Property, Power, and the Political State: Angevin Theologians in the 1322 Consultation on Apostolic Poverty

MSCA (Marie Skłodowska-Curie)HORIZON-TMA-MSCA-PF-EFID: 101203048
EC Contribution
€2,603
Consortium Size
1 orgs
Start Year
2025
Summary

The 1322 consultation launched by Pope John XXII on the theological doctrine of Apostolic Poverty is one of the most catalyst moments in European intellectual history, where a question of religious practice evolved and exploded into a question of property, power, and the political state. The MSCA-PF ProPPS is an interdisciplinary project that brings together theological doctrine, religious and political identities, and royal and papal politics within the canvass of the medieval intellectual, spiritual, and political life of the Angevin state and theologians. ProPPS will be the first attempt to map and analyse a collection of texts connected to the patronage of King Robert of Naples, to study the group Angevin theologians as part of an intellectual network within the poverty debate, and to situate the intellectual position of King Robert in his sacral-political symbiosis with the papacy.
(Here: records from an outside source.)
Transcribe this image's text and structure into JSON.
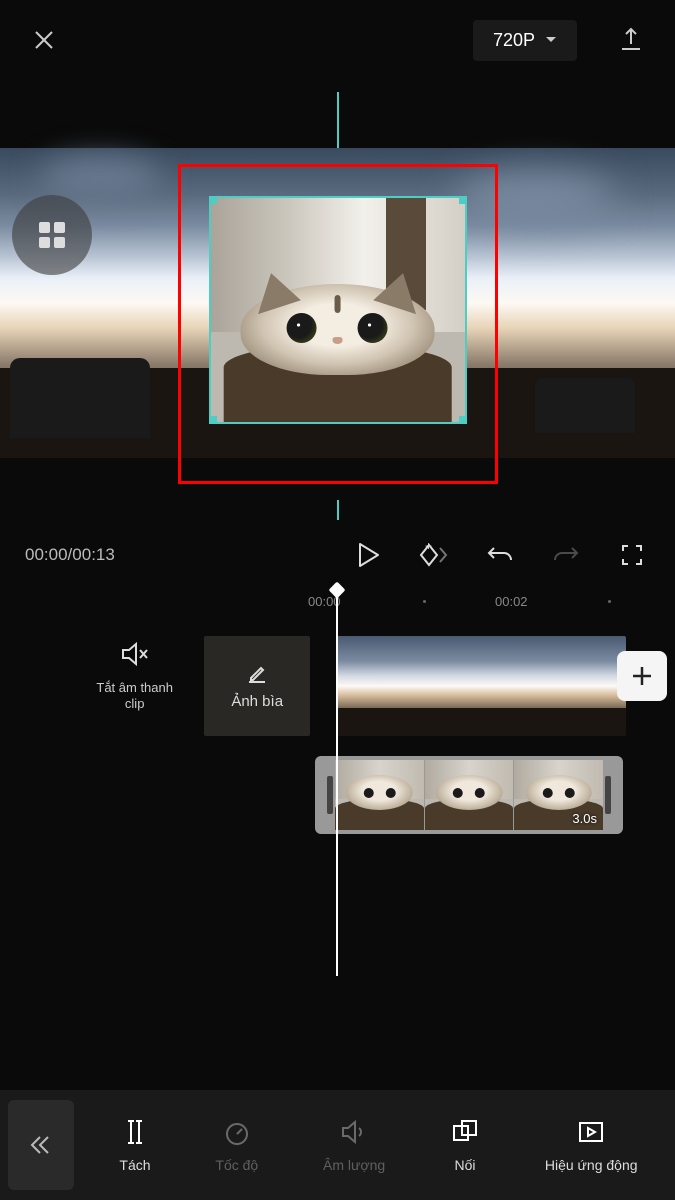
{
  "header": {
    "resolution": "720P"
  },
  "playback": {
    "current_time": "00:00",
    "total_time": "00:13"
  },
  "ruler": {
    "marks": [
      "00:00",
      "00:02"
    ]
  },
  "timeline": {
    "mute_label": "Tắt âm thanh clip",
    "cover_label": "Ảnh bìa",
    "overlay_duration": "3.0s"
  },
  "toolbar": {
    "items": [
      {
        "id": "split",
        "label": "Tách",
        "enabled": true
      },
      {
        "id": "speed",
        "label": "Tốc độ",
        "enabled": false
      },
      {
        "id": "volume",
        "label": "Âm lượng",
        "enabled": false
      },
      {
        "id": "splice",
        "label": "Nối",
        "enabled": true
      },
      {
        "id": "animation",
        "label": "Hiệu ứng động",
        "enabled": true
      }
    ]
  }
}
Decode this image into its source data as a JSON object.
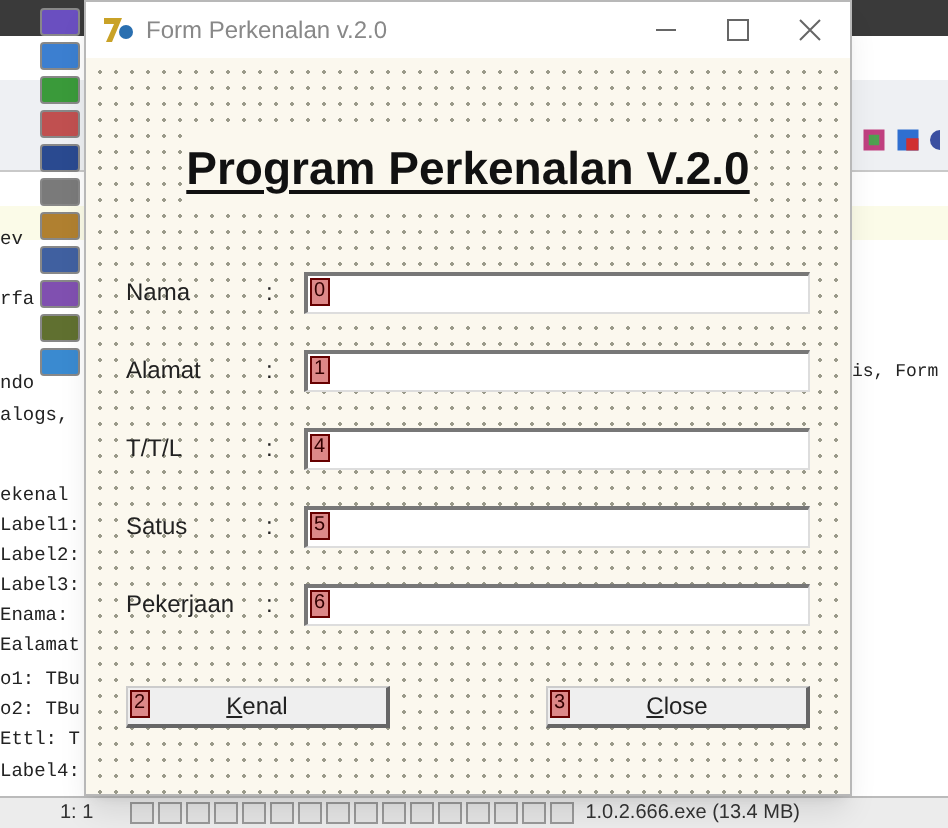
{
  "editor": {
    "code_lines": [
      "ev",
      "rfa",
      "ndo",
      "alogs,",
      "ekenal",
      "Label1:",
      "Label2:",
      "Label3:",
      "Enama:",
      "Ealamat",
      "o1: TBu",
      "o2: TBu",
      "Ettl: T",
      "Label4:"
    ],
    "code_right": "is, Form",
    "status_position": "1:  1",
    "status_file": "1.0.2.666.exe (13.4 MB)"
  },
  "window": {
    "title": "Form Perkenalan v.2.0"
  },
  "heading": "Program Perkenalan V.2.0",
  "fields": [
    {
      "label": "Nama",
      "colon": ":",
      "tab_order": "0"
    },
    {
      "label": "Alamat",
      "colon": ":",
      "tab_order": "1"
    },
    {
      "label": "T/T/L",
      "colon": ":",
      "tab_order": "4"
    },
    {
      "label": "Satus",
      "colon": ":",
      "tab_order": "5"
    },
    {
      "label": "Pekerjaan",
      "colon": ":",
      "tab_order": "6"
    }
  ],
  "buttons": [
    {
      "label": "Kenal",
      "tab_order": "2",
      "mnemonic": true
    },
    {
      "label": "Close",
      "tab_order": "3",
      "mnemonic": true
    }
  ]
}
The project will shift current scholarly focus from the papal-imperial conflict to highlight the intellectual richness and diversity of the theological and philosophical treatises within a complex network of political and religious loyalties. ProPPS has three research objectives: (1) a doctrinal, philosophical, and philological study of a major treatise in the poverty debate by the trusted papal adviser Francis of Meyronnes, of his thoughts on property, social and economic power, and the nature of civil and political state, before proceeding to (2) a prosopographical and doctrinal study of the Angevin theologians and their contributions to the poverty controversy in 1322, on where they stand individually and collectively on the controversy, and finally (3) a macroscopic study of the court of Robert of Naples in its relationship with the Franciscans, the ecclesiastical hierarchy, and the papacy. The project will adopt methods of manuscript studies, conceptual and contextual analysis of selected texts, and document and archive analysis.